3 Simple Food Changes I Made To Manage My Endometriosis
Through my own journey in overcoming endometriosis, I discovered the healing power of food as medicine for my body. It was amazing to realize that certain foods contributed to my pain while others would alleviate it, and that ultimately, I had some sense of control over my body.
By selecting the right foods and harnessing their healing benefits, you, too, can discover how to manage your endometriosis better. As an endometriosis expert, I counsel women on the best ways to manage endometriosis, based on my own success. Here are my top three recommended dietary changes:
1. Eat more dark leafy greens.
Dark leafy greens contain an amazing selection of health benefits, including high amounts of folate; fiber; vitamins A, C, K; calcium; and iron. My recommendation is to pack your diet with plenty of kale, collard greens, Swiss chard, broccoli, cabbage, spinach, and mustard greens—you'll be getting a plethora of nutrients and anti-inflammatory properties.
Ideally, you'll also want to search wider and explore wild foods to encourage more diversity within your diet. Some of my favorites include lambs quarter, dandelion leaves, and yarrow leaves.
Dark leafy greens can help to alleviate some of the most common symptoms of endometriosis like bloating, pain, hormone imbalances, and digestive struggles.
2. Reduce inflammatory foods.
There are certain foods within the typical Western diet that have been shown to trigger more inflammation and pain for women with endometriosis.
Gluten—found in products made with wheat, rye, and barley—is one such example. My recommendation would be to avoid gluten completely to allow your gut lining to heal, thereby enhancing nutrient absorption and reducing inflammation. You can replace many gluten-derived products with substitutes like quinoa, buckwheat, and millet. I recommend picking organic alternatives to avoid dioxin, a pesticide that has been linked to endometriosis.
The other key food to avoid: sugar. Sugar triggers hormone-like substances called prostaglandins, which can contribute to elevated estrogen and uterine cramps and have been associated with the pain experienced with endometriosis. If we avoid sugar, we help avoid prostaglandin release and reduce pain and inflammation.
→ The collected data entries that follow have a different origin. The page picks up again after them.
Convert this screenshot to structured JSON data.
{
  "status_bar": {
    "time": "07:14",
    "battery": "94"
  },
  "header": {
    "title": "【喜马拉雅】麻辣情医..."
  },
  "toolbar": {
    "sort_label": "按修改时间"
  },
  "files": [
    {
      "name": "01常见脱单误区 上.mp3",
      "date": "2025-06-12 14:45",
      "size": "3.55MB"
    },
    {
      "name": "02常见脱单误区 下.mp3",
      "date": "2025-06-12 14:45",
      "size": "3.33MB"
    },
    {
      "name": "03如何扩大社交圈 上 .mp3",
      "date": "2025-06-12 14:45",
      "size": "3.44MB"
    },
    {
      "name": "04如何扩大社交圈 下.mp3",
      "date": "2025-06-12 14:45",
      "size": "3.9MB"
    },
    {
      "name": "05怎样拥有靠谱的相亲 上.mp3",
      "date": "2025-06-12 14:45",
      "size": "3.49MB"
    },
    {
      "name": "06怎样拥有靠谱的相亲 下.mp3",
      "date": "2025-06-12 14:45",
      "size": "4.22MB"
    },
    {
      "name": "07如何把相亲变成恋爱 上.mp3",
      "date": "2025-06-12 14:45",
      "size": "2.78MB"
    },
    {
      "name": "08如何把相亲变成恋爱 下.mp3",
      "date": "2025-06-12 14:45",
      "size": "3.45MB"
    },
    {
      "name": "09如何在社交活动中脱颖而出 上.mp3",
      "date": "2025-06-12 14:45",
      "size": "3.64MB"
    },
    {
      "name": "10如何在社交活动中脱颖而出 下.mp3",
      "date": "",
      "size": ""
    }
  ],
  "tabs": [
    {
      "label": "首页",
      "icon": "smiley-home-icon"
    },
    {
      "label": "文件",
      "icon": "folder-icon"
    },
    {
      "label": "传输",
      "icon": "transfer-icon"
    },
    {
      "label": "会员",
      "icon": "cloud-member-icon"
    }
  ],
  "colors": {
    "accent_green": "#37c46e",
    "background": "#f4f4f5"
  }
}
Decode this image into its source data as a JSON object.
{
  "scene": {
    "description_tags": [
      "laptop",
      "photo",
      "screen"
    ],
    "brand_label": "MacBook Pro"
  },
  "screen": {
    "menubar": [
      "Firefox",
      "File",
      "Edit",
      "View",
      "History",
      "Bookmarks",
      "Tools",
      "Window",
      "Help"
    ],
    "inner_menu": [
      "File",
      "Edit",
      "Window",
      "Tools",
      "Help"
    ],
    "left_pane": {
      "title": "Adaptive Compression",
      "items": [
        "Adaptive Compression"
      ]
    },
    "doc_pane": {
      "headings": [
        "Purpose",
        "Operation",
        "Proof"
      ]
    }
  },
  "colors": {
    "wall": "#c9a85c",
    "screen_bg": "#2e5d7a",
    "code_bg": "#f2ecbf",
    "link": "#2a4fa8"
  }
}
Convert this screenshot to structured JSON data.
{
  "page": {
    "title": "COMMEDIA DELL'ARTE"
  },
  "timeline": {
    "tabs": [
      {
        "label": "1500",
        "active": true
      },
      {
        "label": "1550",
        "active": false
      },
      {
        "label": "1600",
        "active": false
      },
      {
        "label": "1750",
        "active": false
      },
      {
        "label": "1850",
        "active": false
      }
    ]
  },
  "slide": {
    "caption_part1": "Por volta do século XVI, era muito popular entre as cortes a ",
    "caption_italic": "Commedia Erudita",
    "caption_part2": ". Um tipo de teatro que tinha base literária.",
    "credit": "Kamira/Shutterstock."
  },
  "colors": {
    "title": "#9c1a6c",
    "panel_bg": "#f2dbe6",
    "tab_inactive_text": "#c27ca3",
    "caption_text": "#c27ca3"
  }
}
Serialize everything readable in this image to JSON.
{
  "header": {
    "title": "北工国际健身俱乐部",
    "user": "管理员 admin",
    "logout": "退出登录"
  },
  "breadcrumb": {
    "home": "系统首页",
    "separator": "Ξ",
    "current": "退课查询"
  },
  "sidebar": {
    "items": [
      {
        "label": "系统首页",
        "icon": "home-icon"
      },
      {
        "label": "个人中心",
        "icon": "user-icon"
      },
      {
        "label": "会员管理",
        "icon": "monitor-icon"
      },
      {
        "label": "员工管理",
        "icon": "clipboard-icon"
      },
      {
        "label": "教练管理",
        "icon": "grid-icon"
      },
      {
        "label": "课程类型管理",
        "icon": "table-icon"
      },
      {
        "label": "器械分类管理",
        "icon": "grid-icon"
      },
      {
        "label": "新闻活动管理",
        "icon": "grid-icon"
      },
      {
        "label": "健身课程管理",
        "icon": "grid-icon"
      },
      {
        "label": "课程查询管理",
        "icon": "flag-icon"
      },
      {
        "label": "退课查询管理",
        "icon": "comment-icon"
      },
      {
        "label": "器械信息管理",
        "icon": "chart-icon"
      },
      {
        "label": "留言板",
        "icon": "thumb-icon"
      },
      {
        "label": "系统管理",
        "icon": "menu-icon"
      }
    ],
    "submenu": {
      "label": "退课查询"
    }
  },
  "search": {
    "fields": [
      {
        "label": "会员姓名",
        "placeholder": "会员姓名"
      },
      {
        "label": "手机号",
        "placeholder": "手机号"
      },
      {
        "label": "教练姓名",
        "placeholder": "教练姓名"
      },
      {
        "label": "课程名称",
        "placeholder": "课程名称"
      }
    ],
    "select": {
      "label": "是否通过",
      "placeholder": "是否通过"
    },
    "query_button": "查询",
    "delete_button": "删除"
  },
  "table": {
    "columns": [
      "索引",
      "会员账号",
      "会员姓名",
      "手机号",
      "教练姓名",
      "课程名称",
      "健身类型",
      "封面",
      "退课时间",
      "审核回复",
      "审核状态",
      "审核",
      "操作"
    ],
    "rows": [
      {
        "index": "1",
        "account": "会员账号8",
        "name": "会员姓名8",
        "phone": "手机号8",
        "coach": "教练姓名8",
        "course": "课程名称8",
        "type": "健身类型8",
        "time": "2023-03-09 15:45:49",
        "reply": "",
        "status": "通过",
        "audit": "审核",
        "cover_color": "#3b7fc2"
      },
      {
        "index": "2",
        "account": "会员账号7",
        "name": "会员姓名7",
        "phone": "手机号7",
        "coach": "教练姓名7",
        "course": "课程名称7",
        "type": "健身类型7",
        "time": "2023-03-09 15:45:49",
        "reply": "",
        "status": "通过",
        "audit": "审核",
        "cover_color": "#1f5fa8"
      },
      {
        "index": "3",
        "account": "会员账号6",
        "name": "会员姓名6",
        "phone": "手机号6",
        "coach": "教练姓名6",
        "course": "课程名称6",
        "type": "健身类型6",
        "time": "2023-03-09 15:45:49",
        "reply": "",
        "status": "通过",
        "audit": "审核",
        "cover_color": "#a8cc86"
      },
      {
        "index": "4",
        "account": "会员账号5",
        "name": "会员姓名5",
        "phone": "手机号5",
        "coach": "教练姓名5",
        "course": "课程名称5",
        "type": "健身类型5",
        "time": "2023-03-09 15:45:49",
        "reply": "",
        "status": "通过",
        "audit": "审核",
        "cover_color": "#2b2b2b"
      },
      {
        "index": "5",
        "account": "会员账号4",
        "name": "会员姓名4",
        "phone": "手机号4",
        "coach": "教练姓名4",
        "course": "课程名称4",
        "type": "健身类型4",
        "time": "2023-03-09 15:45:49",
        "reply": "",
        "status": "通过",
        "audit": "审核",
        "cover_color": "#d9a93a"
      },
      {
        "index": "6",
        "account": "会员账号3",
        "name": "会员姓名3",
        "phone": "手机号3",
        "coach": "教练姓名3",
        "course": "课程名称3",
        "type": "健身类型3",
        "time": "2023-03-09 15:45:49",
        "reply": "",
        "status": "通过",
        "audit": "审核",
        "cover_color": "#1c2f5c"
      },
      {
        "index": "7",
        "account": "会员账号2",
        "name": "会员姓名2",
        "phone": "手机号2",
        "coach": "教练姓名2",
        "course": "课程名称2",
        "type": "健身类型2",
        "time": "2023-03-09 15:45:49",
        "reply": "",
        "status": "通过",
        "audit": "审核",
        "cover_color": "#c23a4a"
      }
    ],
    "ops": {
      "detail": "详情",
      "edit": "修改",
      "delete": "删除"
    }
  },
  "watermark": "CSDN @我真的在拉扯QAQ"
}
Stick with freshly made foods and choose fewer packaged foods. A wonderful way to curb sugar cravings is to drink a warm chai tea or use sweet fruits or dates as a replacement.
Other foods that have been shown to be inflammatory with endometriosis include dairy, saturated fat, salt, and caffeine.
To reduce inflammation with endometriosis, it's also recommended to include foods rich in magnesium, omega-3 fatty acids, glutathione, and vitamin C. Reach for fresh wild fish, fruit, loads of vegetables, and treats that contain real cocoa.
3. Improve your gut flora.
Endometriosis has been recognized as an auto-immune condition by the Endometriosis Association of America and through a number of studies. Since over 70 percent of our immune system resides in our intestinal tract, it's super important to focus on getting plenty of healthy, happy gut flora.
One of the best ways to do that is to include fermented foods in your diet. There are plenty to explore, including sauerkraut, ginger beers, and homemade yogurt with coconut milk.
The key is to support your gut flora with plenty of fiber and gut-happy nutrients and reduce the painkillers and hormone treatments that kill off good gut flora.
Bottom line: Everything you eat will have an effect on how you feel. We can reclaim some of our power by deciding to nourish our bodies with foods that truly support our needs with every mouthful.